近年、加齢に伴う突発性の精子生産機能障害がヒトやウシで問題になることがあります(ウシでは種雄牛廃用要因の第一位)。 我々はマウス(寿命約2年)とウシ(寿命約20年)を用いて、精子生産はどのように維持されるのか?どのように機能低下するのか?これらの種間差は?といったことについて研究しています。

3. ウシ精巣の有効利用技術の開発

現行のウシ繁殖システムでは、繁殖用の雄牛(種雄牛)は、限られた肉質形質に基づいて全雄個体の0.1%以下まで選抜され、 繁殖用の雌牛に比べて集団サイズが小さくなるため、雄側を原因とした遺伝的多様性の低下が進んでいます(特に黒毛和種)。 99.9%以上の肉用雄牛は若い時期に去勢され、その未成熟な精巣は廃棄されています(美味しくないようです)。
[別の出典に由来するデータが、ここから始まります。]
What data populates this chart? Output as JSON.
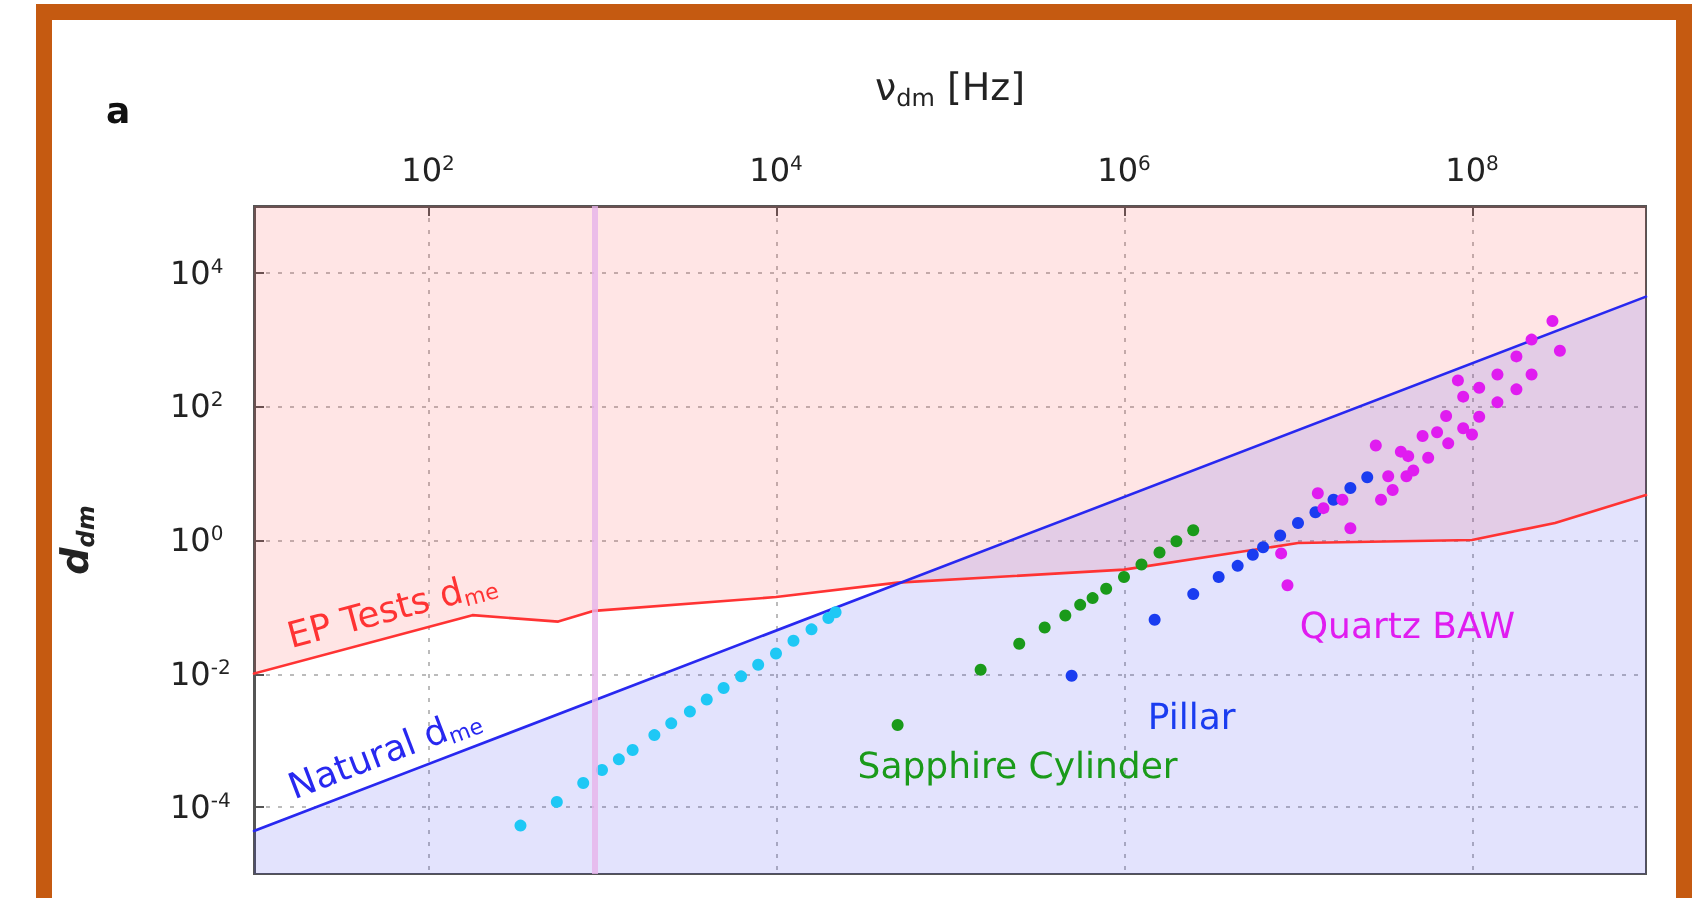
{
  "chart_data": {
    "type": "scatter",
    "title": "a",
    "xlabel": "ν$_{dm}$ [Hz]",
    "ylabel": "d$_{dm}$",
    "log": "xy",
    "grid": true,
    "marker": "circle",
    "xlim": [
      10,
      1000000000
    ],
    "xticks": [
      {
        "value": 100,
        "label": "10$^{2}$"
      },
      {
        "value": 10000,
        "label": "10$^{4}$"
      },
      {
        "value": 1000000,
        "label": "10$^{6}$"
      },
      {
        "value": 100000000,
        "label": "10$^{8}$"
      }
    ],
    "ylim": [
      1e-05,
      100000
    ],
    "yticks": [
      {
        "value": 0.0001,
        "label": "10$^{-4}$"
      },
      {
        "value": 0.01,
        "label": "10$^{-2}$"
      },
      {
        "value": 1,
        "label": "10$^{0}$"
      },
      {
        "value": 100,
        "label": "10$^{2}$"
      },
      {
        "value": 10000,
        "label": "10$^{4}$"
      }
    ],
    "ref_lines": [
      {
        "axis": "x",
        "value": 900,
        "color": "#e6b3ea"
      }
    ],
    "series": [
      {
        "type": "line",
        "marker": "none",
        "line_style": "solid",
        "name": "EP Tests d$_{me}$",
        "color": "#ff3333",
        "x": [
          10,
          180,
          560,
          900,
          10000,
          50000,
          1000000,
          10000000,
          100000000,
          300000000,
          1000000000
        ],
        "values": [
          0.01,
          0.075,
          0.06,
          0.087,
          0.14,
          0.23,
          0.36,
          0.9,
          1.0,
          1.8,
          4.7
        ],
        "lower": [
          0.01,
          0.075,
          0.06,
          0.087,
          0.14,
          0.23,
          0.36,
          0.9,
          1.0,
          1.8,
          4.7
        ],
        "upper": [
          100000,
          100000,
          100000,
          100000,
          100000,
          100000,
          100000,
          100000,
          100000,
          100000,
          100000
        ]
      },
      {
        "type": "area",
        "marker": "none",
        "line_style": "solid",
        "name": "Natural d$_{me}$",
        "color": "#2828f0",
        "x": [
          10,
          1000000000
        ],
        "values": [
          4.4e-05,
          4400
        ]
      },
      {
        "color": "#1ec8f5",
        "x": [
          340,
          550,
          780,
          1000,
          1250,
          1500,
          2000,
          2500,
          3200,
          4000,
          5000,
          6300,
          7900,
          10000,
          12600,
          16000,
          20000,
          22000
        ],
        "values": [
          5.3e-05,
          0.00012,
          0.00023,
          0.00036,
          0.00052,
          0.00072,
          0.0012,
          0.0018,
          0.0027,
          0.0041,
          0.0061,
          0.0091,
          0.0136,
          0.02,
          0.031,
          0.046,
          0.068,
          0.083
        ]
      },
      {
        "name": "Sapphire Cylinder",
        "color": "#1a9a1a",
        "x": [
          50000,
          150000,
          250000,
          350000,
          460000,
          560000,
          660000,
          790000,
          1000000,
          1260000,
          1600000,
          2000000,
          2500000
        ],
        "values": [
          0.0017,
          0.0114,
          0.028,
          0.049,
          0.074,
          0.107,
          0.135,
          0.186,
          0.28,
          0.43,
          0.65,
          0.96,
          1.4
        ]
      },
      {
        "name": "Pillar",
        "color": "#1a3cf0",
        "x": [
          500000,
          1500000,
          2500000,
          3500000,
          4500000,
          5500000,
          6300000,
          7900000,
          10000000,
          12600000,
          16000000,
          20000000,
          25000000
        ],
        "values": [
          0.0093,
          0.064,
          0.155,
          0.28,
          0.41,
          0.6,
          0.78,
          1.17,
          1.8,
          2.6,
          4.0,
          6.0,
          8.7
        ]
      },
      {
        "name": "Quartz BAW",
        "color": "#e01cf0",
        "x": [
          8700000,
          8000000,
          13000000,
          14000000,
          18000000,
          20000000,
          28000000,
          30000000,
          33000000,
          35000000,
          39000000,
          42000000,
          43000000,
          46000000,
          52000000,
          56000000,
          63000000,
          71000000,
          73000000,
          83000000,
          89000000,
          100000000,
          110000000,
          140000000,
          180000000,
          220000000,
          290000000,
          89000000,
          110000000,
          140000000,
          180000000,
          220000000,
          320000000
        ],
        "values": [
          0.21,
          0.63,
          5,
          3,
          4,
          1.5,
          26,
          4,
          9,
          5.6,
          21,
          9,
          18,
          11,
          36,
          17,
          41,
          72,
          28,
          245,
          140,
          38,
          190,
          300,
          560,
          1000,
          1900,
          47,
          70,
          115,
          180,
          300,
          680
        ]
      }
    ]
  }
}
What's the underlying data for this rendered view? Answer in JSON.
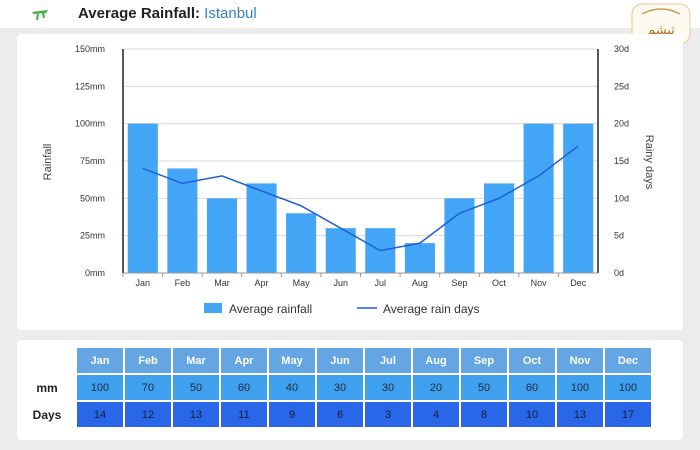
{
  "header": {
    "title_prefix": "Average Rainfall:",
    "city": "Istanbul",
    "watermark_text": "تیشم"
  },
  "chart_data": {
    "type": "bar",
    "categories": [
      "Jan",
      "Feb",
      "Mar",
      "Apr",
      "May",
      "Jun",
      "Jul",
      "Aug",
      "Sep",
      "Oct",
      "Nov",
      "Dec"
    ],
    "series": [
      {
        "name": "Average rainfall",
        "kind": "bar",
        "axis": "left",
        "values": [
          100,
          70,
          50,
          60,
          40,
          30,
          30,
          20,
          50,
          60,
          100,
          100
        ]
      },
      {
        "name": "Average rain days",
        "kind": "line",
        "axis": "right",
        "values": [
          14,
          12,
          13,
          11,
          9,
          6,
          3,
          4,
          8,
          10,
          13,
          17
        ]
      }
    ],
    "ylabel": "Rainfall",
    "y2label": "Rainy days",
    "ylim": [
      0,
      150
    ],
    "y2lim": [
      0,
      30
    ],
    "yticks": [
      "0mm",
      "25mm",
      "50mm",
      "75mm",
      "100mm",
      "125mm",
      "150mm"
    ],
    "y2ticks": [
      "0d",
      "5d",
      "10d",
      "15d",
      "20d",
      "25d",
      "30d"
    ],
    "colors": {
      "bar": "#42a5f5",
      "line": "#1f5fd6",
      "grid": "#d9d9d9"
    }
  },
  "legend": {
    "rainfall": "Average rainfall",
    "days": "Average rain days"
  },
  "table": {
    "months": [
      "Jan",
      "Feb",
      "Mar",
      "Apr",
      "May",
      "Jun",
      "Jul",
      "Aug",
      "Sep",
      "Oct",
      "Nov",
      "Dec"
    ],
    "mm_label": "mm",
    "days_label": "Days",
    "mm": [
      "100",
      "70",
      "50",
      "60",
      "40",
      "30",
      "30",
      "20",
      "50",
      "60",
      "100",
      "100"
    ],
    "days": [
      "14",
      "12",
      "13",
      "11",
      "9",
      "6",
      "3",
      "4",
      "8",
      "10",
      "13",
      "17"
    ]
  }
}
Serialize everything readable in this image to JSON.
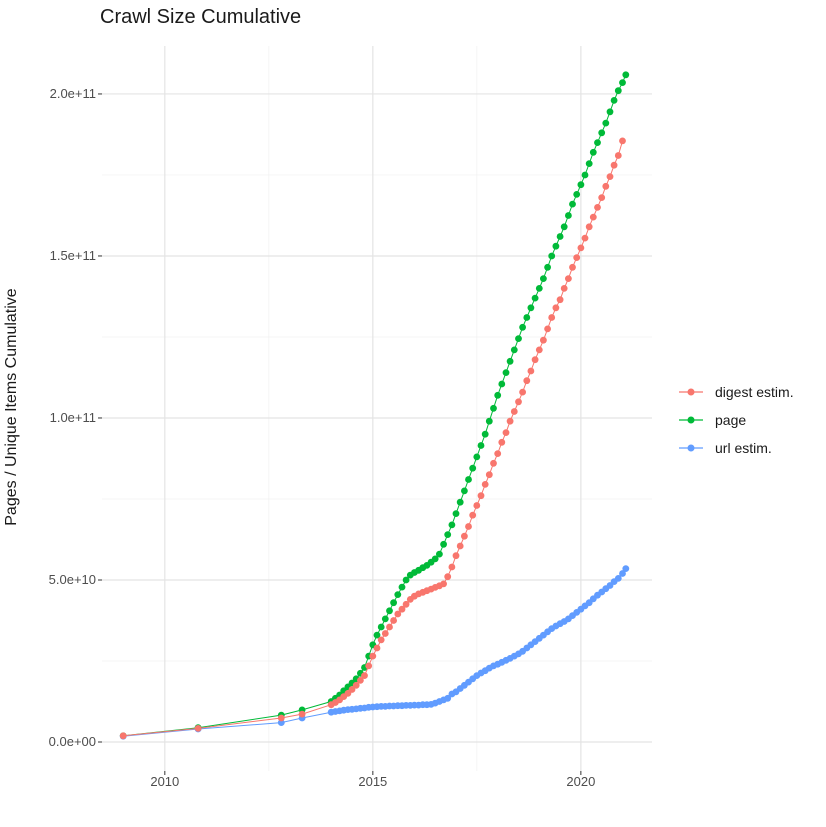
{
  "chart_data": {
    "type": "scatter",
    "title": "Crawl Size Cumulative",
    "xlabel": "",
    "ylabel": "Pages / Unique Items Cumulative",
    "values_unit": "1e9",
    "grid": "on",
    "legend_position": "right",
    "axes": {
      "x": {
        "domain": [
          2008.49,
          2021.71
        ],
        "major_ticks": [
          2010,
          2015,
          2020
        ],
        "minor_ticks": [
          2012.5,
          2017.5
        ],
        "tick_labels": [
          "2010",
          "2015",
          "2020"
        ]
      },
      "y": {
        "domain_e9": [
          -8.95,
          214.8
        ],
        "major_ticks_e9": [
          0,
          50,
          100,
          150,
          200
        ],
        "minor_ticks_e9": [
          25,
          75,
          125,
          175
        ],
        "tick_labels": [
          "0.0e+00",
          "5.0e+10",
          "1.0e+11",
          "1.5e+11",
          "2.0e+11"
        ]
      }
    },
    "series": [
      {
        "name": "digest estim.",
        "color": "#F8766D",
        "points": [
          [
            2009.0,
            1.9
          ],
          [
            2010.8,
            4.2
          ],
          [
            2012.8,
            7.4
          ],
          [
            2013.3,
            8.6
          ],
          [
            2014.0,
            11.5
          ],
          [
            2014.1,
            12.2
          ],
          [
            2014.2,
            13.0
          ],
          [
            2014.3,
            14.0
          ],
          [
            2014.4,
            15.0
          ],
          [
            2014.5,
            16.2
          ],
          [
            2014.6,
            17.5
          ],
          [
            2014.7,
            19.0
          ],
          [
            2014.8,
            20.5
          ],
          [
            2014.9,
            23.5
          ],
          [
            2015.0,
            26.5
          ],
          [
            2015.1,
            29.0
          ],
          [
            2015.2,
            31.5
          ],
          [
            2015.3,
            33.5
          ],
          [
            2015.4,
            35.5
          ],
          [
            2015.5,
            37.5
          ],
          [
            2015.6,
            39.5
          ],
          [
            2015.7,
            41.0
          ],
          [
            2015.8,
            42.5
          ],
          [
            2015.9,
            44.0
          ],
          [
            2016.0,
            45.0
          ],
          [
            2016.1,
            45.7
          ],
          [
            2016.2,
            46.2
          ],
          [
            2016.3,
            46.7
          ],
          [
            2016.4,
            47.2
          ],
          [
            2016.5,
            47.7
          ],
          [
            2016.6,
            48.2
          ],
          [
            2016.7,
            48.8
          ],
          [
            2016.8,
            51.0
          ],
          [
            2016.9,
            54.0
          ],
          [
            2017.0,
            57.5
          ],
          [
            2017.1,
            60.5
          ],
          [
            2017.2,
            63.5
          ],
          [
            2017.3,
            66.5
          ],
          [
            2017.4,
            70.0
          ],
          [
            2017.5,
            73.0
          ],
          [
            2017.6,
            76.0
          ],
          [
            2017.7,
            79.5
          ],
          [
            2017.8,
            82.5
          ],
          [
            2017.9,
            86.0
          ],
          [
            2018.0,
            89.0
          ],
          [
            2018.1,
            92.5
          ],
          [
            2018.2,
            95.5
          ],
          [
            2018.3,
            99.0
          ],
          [
            2018.4,
            102.0
          ],
          [
            2018.5,
            105.0
          ],
          [
            2018.6,
            108.0
          ],
          [
            2018.7,
            111.5
          ],
          [
            2018.8,
            114.5
          ],
          [
            2018.9,
            118.0
          ],
          [
            2019.0,
            121.0
          ],
          [
            2019.1,
            124.0
          ],
          [
            2019.2,
            127.5
          ],
          [
            2019.3,
            131.0
          ],
          [
            2019.4,
            134.0
          ],
          [
            2019.5,
            136.5
          ],
          [
            2019.6,
            140.0
          ],
          [
            2019.7,
            143.0
          ],
          [
            2019.8,
            146.5
          ],
          [
            2019.9,
            149.5
          ],
          [
            2020.0,
            152.5
          ],
          [
            2020.1,
            155.5
          ],
          [
            2020.2,
            159.0
          ],
          [
            2020.3,
            162.0
          ],
          [
            2020.4,
            165.0
          ],
          [
            2020.5,
            168.0
          ],
          [
            2020.6,
            171.5
          ],
          [
            2020.7,
            174.5
          ],
          [
            2020.8,
            178.0
          ],
          [
            2020.9,
            181.0
          ],
          [
            2021.0,
            185.5
          ]
        ]
      },
      {
        "name": "page",
        "color": "#00BA38",
        "points": [
          [
            2009.0,
            1.9
          ],
          [
            2010.8,
            4.4
          ],
          [
            2012.8,
            8.3
          ],
          [
            2013.3,
            9.9
          ],
          [
            2014.0,
            12.5
          ],
          [
            2014.1,
            13.5
          ],
          [
            2014.2,
            14.5
          ],
          [
            2014.3,
            15.8
          ],
          [
            2014.4,
            17.0
          ],
          [
            2014.5,
            18.2
          ],
          [
            2014.6,
            19.5
          ],
          [
            2014.7,
            21.2
          ],
          [
            2014.8,
            23.0
          ],
          [
            2014.9,
            26.5
          ],
          [
            2015.0,
            30.0
          ],
          [
            2015.1,
            33.0
          ],
          [
            2015.2,
            35.5
          ],
          [
            2015.3,
            38.0
          ],
          [
            2015.4,
            40.5
          ],
          [
            2015.5,
            43.0
          ],
          [
            2015.6,
            45.5
          ],
          [
            2015.7,
            47.8
          ],
          [
            2015.8,
            50.0
          ],
          [
            2015.9,
            51.5
          ],
          [
            2016.0,
            52.3
          ],
          [
            2016.1,
            53.0
          ],
          [
            2016.2,
            53.8
          ],
          [
            2016.3,
            54.5
          ],
          [
            2016.4,
            55.5
          ],
          [
            2016.5,
            56.5
          ],
          [
            2016.6,
            58.0
          ],
          [
            2016.7,
            61.0
          ],
          [
            2016.8,
            64.0
          ],
          [
            2016.9,
            67.0
          ],
          [
            2017.0,
            70.5
          ],
          [
            2017.1,
            74.0
          ],
          [
            2017.2,
            77.5
          ],
          [
            2017.3,
            81.0
          ],
          [
            2017.4,
            84.5
          ],
          [
            2017.5,
            88.0
          ],
          [
            2017.6,
            91.5
          ],
          [
            2017.7,
            95.0
          ],
          [
            2017.8,
            99.0
          ],
          [
            2017.9,
            103.0
          ],
          [
            2018.0,
            107.0
          ],
          [
            2018.1,
            110.5
          ],
          [
            2018.2,
            114.0
          ],
          [
            2018.3,
            117.5
          ],
          [
            2018.4,
            121.0
          ],
          [
            2018.5,
            124.5
          ],
          [
            2018.6,
            128.0
          ],
          [
            2018.7,
            131.0
          ],
          [
            2018.8,
            134.0
          ],
          [
            2018.9,
            137.0
          ],
          [
            2019.0,
            140.0
          ],
          [
            2019.1,
            143.0
          ],
          [
            2019.2,
            146.5
          ],
          [
            2019.3,
            150.0
          ],
          [
            2019.4,
            153.0
          ],
          [
            2019.5,
            156.0
          ],
          [
            2019.6,
            159.0
          ],
          [
            2019.7,
            162.5
          ],
          [
            2019.8,
            166.0
          ],
          [
            2019.9,
            169.0
          ],
          [
            2020.0,
            172.0
          ],
          [
            2020.1,
            175.0
          ],
          [
            2020.2,
            178.5
          ],
          [
            2020.3,
            182.0
          ],
          [
            2020.4,
            185.0
          ],
          [
            2020.5,
            188.0
          ],
          [
            2020.6,
            191.0
          ],
          [
            2020.7,
            194.5
          ],
          [
            2020.8,
            198.0
          ],
          [
            2020.9,
            201.0
          ],
          [
            2021.0,
            203.5
          ],
          [
            2021.08,
            205.9
          ]
        ]
      },
      {
        "name": "url estim.",
        "color": "#619CFF",
        "points": [
          [
            2009.0,
            1.8
          ],
          [
            2010.8,
            4.0
          ],
          [
            2012.8,
            6.0
          ],
          [
            2013.3,
            7.4
          ],
          [
            2014.0,
            9.2
          ],
          [
            2014.1,
            9.4
          ],
          [
            2014.2,
            9.6
          ],
          [
            2014.3,
            9.8
          ],
          [
            2014.4,
            10.0
          ],
          [
            2014.5,
            10.1
          ],
          [
            2014.6,
            10.2
          ],
          [
            2014.7,
            10.4
          ],
          [
            2014.8,
            10.5
          ],
          [
            2014.9,
            10.7
          ],
          [
            2015.0,
            10.8
          ],
          [
            2015.1,
            10.9
          ],
          [
            2015.2,
            11.0
          ],
          [
            2015.3,
            11.0
          ],
          [
            2015.4,
            11.1
          ],
          [
            2015.5,
            11.1
          ],
          [
            2015.6,
            11.2
          ],
          [
            2015.7,
            11.2
          ],
          [
            2015.8,
            11.3
          ],
          [
            2015.9,
            11.3
          ],
          [
            2016.0,
            11.4
          ],
          [
            2016.1,
            11.4
          ],
          [
            2016.2,
            11.5
          ],
          [
            2016.3,
            11.5
          ],
          [
            2016.4,
            11.6
          ],
          [
            2016.5,
            12.0
          ],
          [
            2016.6,
            12.5
          ],
          [
            2016.7,
            13.0
          ],
          [
            2016.8,
            13.5
          ],
          [
            2016.9,
            14.8
          ],
          [
            2017.0,
            15.5
          ],
          [
            2017.1,
            16.5
          ],
          [
            2017.2,
            17.5
          ],
          [
            2017.3,
            18.5
          ],
          [
            2017.4,
            19.5
          ],
          [
            2017.5,
            20.5
          ],
          [
            2017.6,
            21.3
          ],
          [
            2017.7,
            22.0
          ],
          [
            2017.8,
            22.8
          ],
          [
            2017.9,
            23.5
          ],
          [
            2018.0,
            24.0
          ],
          [
            2018.1,
            24.6
          ],
          [
            2018.2,
            25.2
          ],
          [
            2018.3,
            25.8
          ],
          [
            2018.4,
            26.5
          ],
          [
            2018.5,
            27.2
          ],
          [
            2018.6,
            28.0
          ],
          [
            2018.7,
            29.0
          ],
          [
            2018.8,
            30.0
          ],
          [
            2018.9,
            31.0
          ],
          [
            2019.0,
            32.0
          ],
          [
            2019.1,
            33.0
          ],
          [
            2019.2,
            34.0
          ],
          [
            2019.3,
            35.0
          ],
          [
            2019.4,
            35.8
          ],
          [
            2019.5,
            36.5
          ],
          [
            2019.6,
            37.2
          ],
          [
            2019.7,
            38.0
          ],
          [
            2019.8,
            39.0
          ],
          [
            2019.9,
            40.0
          ],
          [
            2020.0,
            41.0
          ],
          [
            2020.1,
            42.0
          ],
          [
            2020.2,
            43.0
          ],
          [
            2020.3,
            44.2
          ],
          [
            2020.4,
            45.3
          ],
          [
            2020.5,
            46.3
          ],
          [
            2020.6,
            47.3
          ],
          [
            2020.7,
            48.3
          ],
          [
            2020.8,
            49.5
          ],
          [
            2020.9,
            50.5
          ],
          [
            2021.0,
            52.0
          ],
          [
            2021.08,
            53.5
          ]
        ]
      }
    ]
  }
}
遺伝的多様性の低下により、ウシの繁殖能力や生存力などの適応度の低下(近交退化)が懸念され、持続的食肉生産を脅かすリスクとなっています。 この解決には、多様な雄ウシの遺伝子資源をもっと活用することが重要と考えられます。私達は、現在は廃棄物のウシ去勢精巣に着目し、同組織から精子を作りだす技術の開発にチャレンジしています。 同技術は、解析が困難なウシ生体内での精子生産メカニズムの優れた研究モデルとしても有用と考えられます。


Ⅲ. 化学物質の発生・発達影響解析

特に環境化学物質の安全性・毒性評価に資する研究を行うとともに、動物の発生・発達機構の解明、その応用による動物機能改変を目指している。